The Case for Mandatory Organ Donation, written by Scott Carney and published in Wired Magazine was an exploration of America’s organ donor program. I read the article, not in print form, but online at Wired Magazine’s website. The article’s webpage has a large picture of a little girl at a tsunami relief camp in Chennai, India. The article, though, has nothing to do with the picture. There are several other links of articles relating to this one, discussing organ donation and transplant as an illegal trade in impoverished countries.
Scott Carney’s article is focused on the American organ-donor program and its inefficiencies. He found that most obstacles in the American system are centered on the surviving family members. Many times they are unwilling to follow the donor’s wishes. The current shortage of available organs is not from a lack of viable cadavers, but from a system in need of major repair.
America uses an “opt-in” organ donation system where the people must choose to be apart of the system, otherwise their organs are not considered for legal transplant.
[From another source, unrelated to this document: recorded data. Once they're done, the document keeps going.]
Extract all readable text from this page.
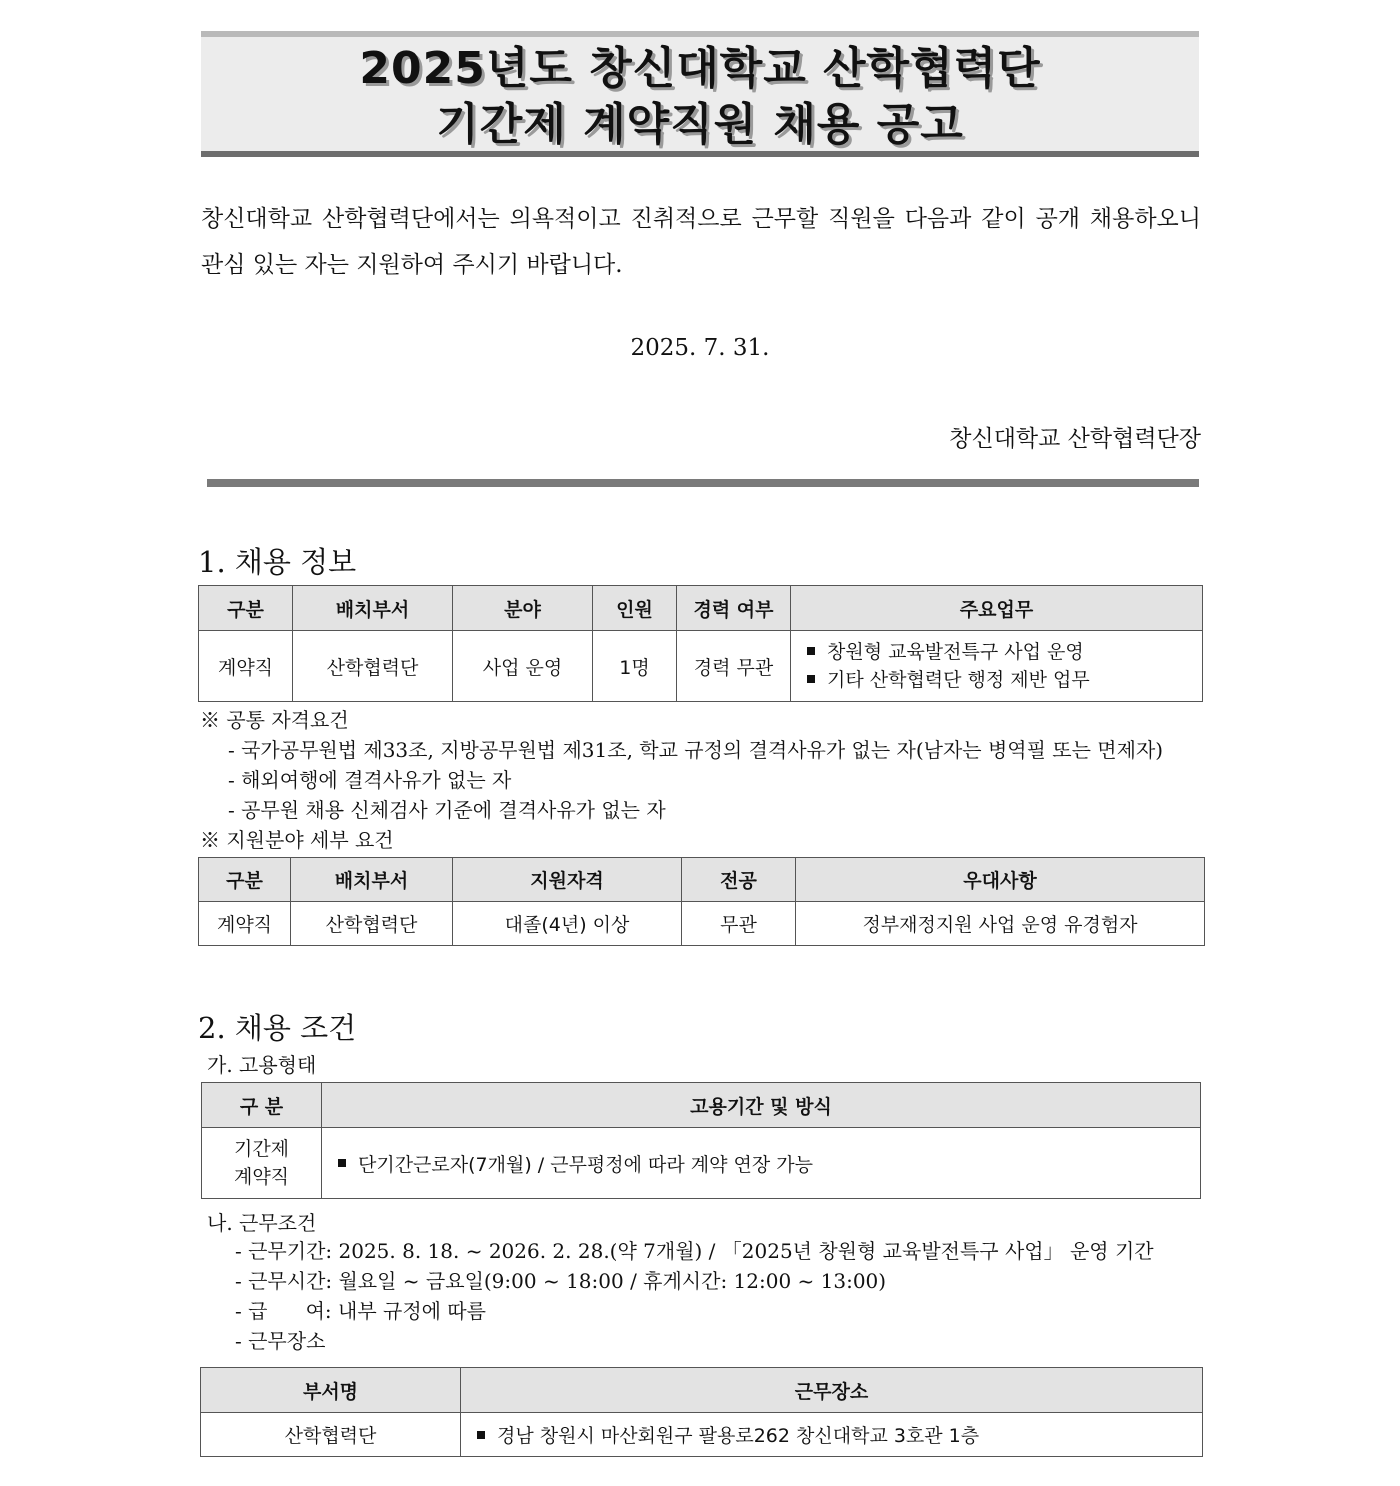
2025년도 창신대학교 산학협력단
기간제 계약직원 채용 공고
창신대학교 산학협력단에서는 의욕적이고 진취적으로 근무할 직원을 다음과 같이 공개 채용하오니
관심 있는 자는 지원하여 주시기 바랍니다.
2025. 7. 31.
창신대학교 산학협력단장
1. 채용 정보
구분	배치부서	분야	인원	경력 여부	주요업무
계약직	산학협력단	사업 운영	1명	경력 무관	창원형 교육발전특구 사업 운영
기타 산학협력단 행정 제반 업무
※ 공통 자격요건
- 국가공무원법 제33조, 지방공무원법 제31조, 학교 규정의 결격사유가 없는 자(남자는 병역필 또는 면제자)
- 해외여행에 결격사유가 없는 자
- 공무원 채용 신체검사 기준에 결격사유가 없는 자
※ 지원분야 세부 요건
구분	배치부서	지원자격	전공	우대사항
계약직	산학협력단	대졸(4년) 이상	무관	정부재정지원 사업 운영 유경험자
2. 채용 조건
가. 고용형태
구 분	고용기간 및 방식

기간제
계약직	단기간근로자(7개월) / 근무평정에 따라 계약 연장 가능
나. 근무조건
- 근무기간: 2025. 8. 18. ~ 2026. 2. 28.(약 7개월) / 「2025년 창원형 교육발전특구 사업」 운영 기간
- 근무시간: 월요일 ~ 금요일(9:00 ~ 18:00 / 휴게시간: 12:00 ~ 13:00)
- 급      여: 내부 규정에 따름
- 근무장소
부서명	근무장소
산학협력단	경남 창원시 마산회원구 팔용로262 창신대학교 3호관 1층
Several other leading countries use an “opt-out” system where the people must choose to not be apart of the system, otherwise the government imposes “presumed consent.” The case for presumed consent is that it increases organ availability anywhere from 16% to 50%.
Carney gives two good arguments to support mandatory organ donation, or at least bring awareness to the problem of organ donation in America by discussing autopsies in cases of ambiguous death, and mandatory draft registration. In each instance that government strips away the sanctity of the body for the greater good of the nation. If the people can’t fix the problem, the government can.
Should organ donation be mandatory for all bodies? I don’t think so, even though I opted in for organ donation. I think the opt-out method should be mandatory for all people with life insurance. In this manner the organs stay within a structured system that is already in place, people can still choose to keep their organs after death, and the bereaving family will not bottle-neck the system.